In 1961, Beale became a founder member of a computer services company CEIR (Corporation for Economic and Industrial Research), which BP bought and renamed Scicon, and in 1967 he became visiting professor at Imperial College, London.

== Honors ==
Beale was chairman of the Mathematical Programming Society from 1974 to 1976, vice-president of the Royal Statistical Society from 1978 to 1980, a Fellow of the British Computer Society, and a member of the International Statistical Institute. In 1979, he was elected a Fellow of the Royal Society "for his applications of mathematical and statistical techniques to industrial problems and for his contributions to the theory of mathematical programming", and he was elected to the Council of the Royal Society in 1984. He was awarded the Silver Medal of the Operational Research Society in 1980, and became vice-president of the Institute of Mathematics and its Applications. He was also non-executive chairman of Beale International Technology.

The Times suggested that he "used his blend of theory and state-of-the-art practice to encourage several generations of young mathematicians and computer scientists," and that his "many papers and his seminal book Mathematical Programming in Practice were major influences in their field, with their succinctness and clarity."

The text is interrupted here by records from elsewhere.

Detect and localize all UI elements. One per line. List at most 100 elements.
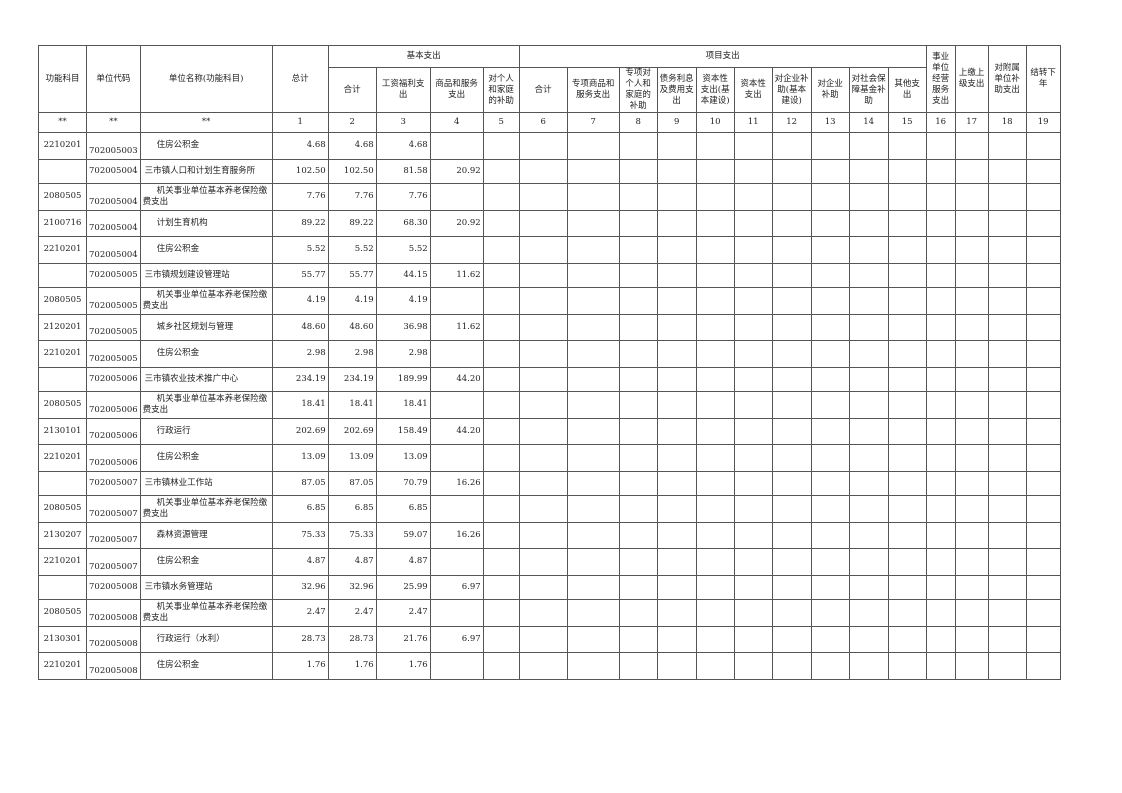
empty-cell [954,548,989,576]
header-column-number: ** [139,112,273,133]
empty-cell [954,366,989,392]
total-cell: 7.76 [271,183,329,211]
empty-cell [771,209,812,237]
header-project-col: 专项对个人和家庭的补助 [618,67,658,113]
empty-cell [810,262,850,288]
empty-cell [518,209,568,237]
unit-code-cell: 702005006 [86,366,141,392]
empty-cell [733,625,773,653]
empty-cell [695,599,735,627]
empty-cell [695,548,735,576]
empty-cell [733,391,773,419]
empty-cell [518,521,568,549]
empty-cell [954,521,989,549]
empty-cell [771,236,812,264]
empty-cell [518,236,568,264]
empty-cell [1025,391,1061,419]
header-column-number: 16 [925,112,956,133]
empty-cell [656,495,697,523]
empty-cell [518,495,568,523]
wage-cell: 4.87 [375,548,431,576]
func-subject-cell: 2080505 [38,391,87,419]
empty-cell [695,470,735,496]
total-cell: 55.77 [271,262,329,288]
individual-subsidy-cell [482,417,520,445]
empty-cell [695,417,735,445]
empty-cell [1025,521,1061,549]
header-column-number: ** [86,112,141,133]
empty-cell [566,366,620,392]
total-cell: 32.96 [271,574,329,600]
empty-cell [810,287,850,315]
empty-cell [518,599,568,627]
empty-cell [656,262,697,288]
unit-row: 702005006 三市镇农业技术推广中心 234.19 234.19 189.99 44… [38,366,1061,392]
empty-cell [887,183,927,211]
individual-subsidy-cell [482,366,520,392]
empty-cell [987,262,1027,288]
individual-subsidy-cell [482,183,520,211]
empty-cell [1025,262,1061,288]
empty-cell [987,521,1027,549]
wage-cell: 7.76 [375,183,431,211]
total-cell: 202.69 [271,417,329,445]
unit-name-cell: 机关事业单位基本养老保险缴费支出 [139,287,273,315]
empty-cell [566,340,620,368]
empty-cell [733,236,773,264]
empty-cell [656,340,697,368]
empty-cell [771,132,812,160]
header-project-col: 对社会保障基金补助 [848,67,889,113]
empty-cell [954,158,989,184]
empty-cell [733,417,773,445]
empty-cell [925,417,956,445]
basic-total-cell: 48.60 [327,313,377,341]
table-row: 2100716 702005004 计划生育机构 89.22 89.22 68.30 20.… [38,209,1061,237]
empty-cell [733,209,773,237]
empty-cell [887,548,927,576]
empty-cell [618,495,658,523]
empty-cell [887,340,927,368]
table-row: 2210201 702005003 住房公积金 4.68 4.68 4.68 [38,132,1061,160]
goods-services-cell [429,548,484,576]
empty-cell [771,287,812,315]
empty-cell [954,470,989,496]
empty-cell [518,652,568,680]
empty-cell [954,495,989,523]
empty-cell [618,366,658,392]
empty-cell [848,183,889,211]
empty-cell [618,340,658,368]
empty-cell [925,521,956,549]
basic-total-cell: 102.50 [327,158,377,184]
empty-cell [733,158,773,184]
empty-cell [848,625,889,653]
total-cell: 75.33 [271,521,329,549]
basic-total-cell: 4.19 [327,287,377,315]
goods-services-cell: 6.97 [429,574,484,600]
unit-code-cell: 702005006 [86,417,141,445]
empty-cell [618,158,658,184]
func-subject-cell: 2080505 [38,287,87,315]
unit-code-cell: 702005004 [86,236,141,264]
empty-cell [518,158,568,184]
unit-name-cell: 城乡社区规划与管理 [139,313,273,341]
budget-expenditure-table: 功能科目 单位代码 单位名称(功能科目) 总计 基本支出 项目支出 事业单位经营… [38,45,1061,680]
empty-cell [695,262,735,288]
basic-total-cell: 55.77 [327,262,377,288]
empty-cell [810,313,850,341]
empty-cell [810,470,850,496]
wage-cell: 5.52 [375,236,431,264]
func-subject-cell: 2130301 [38,625,87,653]
wage-cell: 18.41 [375,391,431,419]
empty-cell [518,340,568,368]
header-column-number: 19 [1025,112,1061,133]
goods-services-cell: 20.92 [429,158,484,184]
header-unit-code: 单位代码 [86,45,141,113]
total-cell: 5.52 [271,236,329,264]
empty-cell [733,599,773,627]
goods-services-cell: 20.92 [429,209,484,237]
header-column-number: 15 [887,112,927,133]
goods-services-cell: 16.26 [429,521,484,549]
empty-cell [618,262,658,288]
empty-cell [618,470,658,496]
empty-cell [987,132,1027,160]
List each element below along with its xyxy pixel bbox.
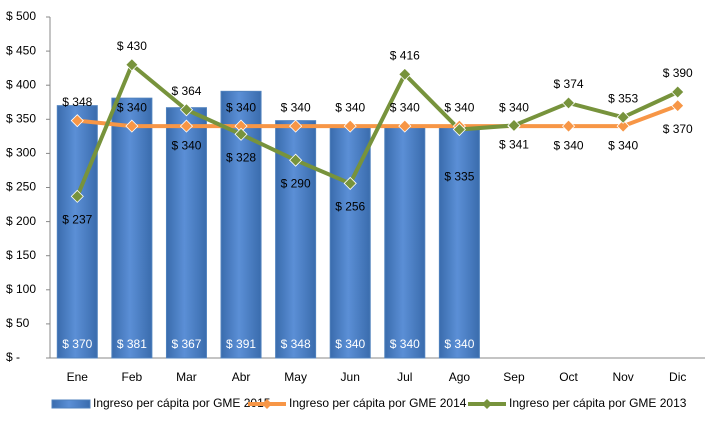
marker [671, 99, 685, 113]
x-tick-label: Jun [341, 370, 360, 384]
bar [384, 125, 426, 359]
x-tick-label: Sep [503, 370, 525, 384]
x-tick-label: Ago [449, 370, 471, 384]
marker [671, 85, 685, 99]
line-value-label: $ 374 [554, 77, 584, 91]
legend-marker [482, 399, 492, 409]
line-value-label: $ 430 [117, 39, 147, 53]
bar [329, 125, 371, 359]
bar-value-label: $ 391 [226, 337, 256, 351]
line-value-label: $ 340 [117, 100, 147, 114]
line-value-label: $ 416 [390, 48, 420, 62]
line-value-label: $ 340 [444, 100, 474, 114]
line-value-label: $ 353 [608, 91, 638, 105]
marker [289, 153, 303, 167]
line-value-label: $ 348 [62, 95, 92, 109]
y-tick-label: $ 300 [6, 146, 36, 160]
line-value-label: $ 340 [171, 138, 201, 152]
bar [111, 97, 153, 359]
bar-value-label: $ 367 [171, 337, 201, 351]
marker [343, 119, 357, 133]
x-tick-label: Abr [232, 370, 251, 384]
bar [56, 105, 98, 359]
x-tick-label: Ene [67, 370, 89, 384]
legend-label: Ingreso per cápita por GME 2014 [289, 396, 467, 410]
marker [398, 67, 412, 81]
bar-value-label: $ 340 [390, 337, 420, 351]
line-value-label: $ 341 [499, 138, 529, 152]
marker [179, 119, 194, 133]
bar-value-label: $ 370 [62, 337, 92, 351]
line-value-label: $ 340 [335, 100, 365, 114]
y-tick-label: $ 100 [6, 282, 36, 296]
y-tick-label: $ 450 [6, 43, 36, 57]
x-tick-label: Nov [612, 370, 633, 384]
legend-marker [262, 399, 272, 409]
line-value-label: $ 370 [663, 122, 693, 136]
marker [125, 58, 139, 72]
x-tick-label: Dic [669, 370, 686, 384]
x-tick-label: Feb [122, 370, 143, 384]
line-value-label: $ 335 [444, 170, 474, 184]
bar [165, 107, 207, 359]
x-tick-label: May [284, 370, 307, 384]
marker [343, 176, 357, 190]
y-tick-label: $ 400 [6, 77, 36, 91]
line-value-label: $ 328 [226, 150, 256, 164]
bar [220, 90, 262, 359]
marker [616, 110, 630, 124]
line-value-label: $ 340 [499, 100, 529, 114]
bar-value-label: $ 340 [444, 337, 474, 351]
y-tick-label: $ 500 [6, 9, 36, 23]
marker [179, 103, 194, 117]
marker [234, 127, 248, 141]
marker [70, 114, 84, 128]
marker [398, 119, 412, 133]
marker [507, 118, 521, 133]
legend-swatch [51, 399, 91, 409]
line-value-label: $ 364 [171, 84, 201, 98]
legend-label: Ingreso per cápita por GME 2013 [509, 396, 687, 410]
legend-label: Ingreso per cápita por GME 2015 [93, 396, 271, 410]
bar-value-label: $ 348 [281, 337, 311, 351]
line-value-label: $ 256 [335, 200, 365, 214]
x-tick-label: Mar [176, 370, 197, 384]
marker [561, 119, 576, 133]
y-tick-label: $ 350 [6, 111, 36, 125]
marker [616, 119, 630, 133]
bar [438, 125, 480, 359]
y-tick-label: $ 250 [6, 180, 36, 194]
line-value-label: $ 340 [390, 100, 420, 114]
line-value-label: $ 340 [554, 138, 584, 152]
marker [70, 189, 84, 203]
marker [289, 119, 303, 133]
line-value-label: $ 237 [62, 213, 92, 227]
line-value-label: $ 340 [226, 100, 256, 114]
x-tick-label: Jul [397, 370, 412, 384]
bar-value-label: $ 381 [117, 337, 147, 351]
y-tick-label: $ 50 [6, 316, 30, 330]
x-tick-label: Oct [559, 370, 578, 384]
line-value-label: $ 340 [608, 138, 638, 152]
line-value-label: $ 290 [281, 176, 311, 190]
line-value-label: $ 340 [281, 100, 311, 114]
marker [125, 119, 139, 133]
marker [561, 96, 576, 110]
y-tick-label: $ - [6, 350, 20, 364]
bar-value-label: $ 340 [335, 337, 365, 351]
line-value-label: $ 390 [663, 66, 693, 80]
y-tick-label: $ 200 [6, 214, 36, 228]
y-tick-label: $ 150 [6, 248, 36, 262]
line [75, 61, 679, 198]
marker [452, 122, 466, 137]
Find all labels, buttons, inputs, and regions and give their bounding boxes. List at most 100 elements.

Beale's FRS memoir mentioned his "extraordinary skill" and "substantial contributions to knowledge".

==Memorials==
- The Mathematical Programming Society awards the "Beale–Orchard-Hays" Prize in memory of him and William Orchard-Hays.
- The Operational Research Society awards the Beale Medal for "the most outstanding sustained contribution to Operational Research", and hosts the Beale Lectures in his honour as "one of OR's true greats".
- A two-day symposium was held in his memory at the Royal Society in 1987.
- The book Questions of Truth is dedicated to him and Ruth Polkinghorne.
- He makes a cameo appearance in E.M. Delafield's A Provincial Lady Goes Further.

==Publications==
Beale produced over 100 scholarly papers and two books:
- Beale, Evelyn Martin Lansdowne (1968). "Mathematical programming in practice"
- Beale, Evelyn Martin Landsdowne (1988). "Introduction to optimization" (Based on his lecture notes and working papers at Scicon and edited by his former colleague Lynne Mackley.)

==Family==
Beale was a son of Muriel Rebecca Beale OBE, descendant of General Sir John Slade, grandniece of Edmond Warre, niece of Henry Adolphus Warre Slade, daughter of Marcus Warre Slade Queen's Counsel, and first cousin of Madelaine Slade.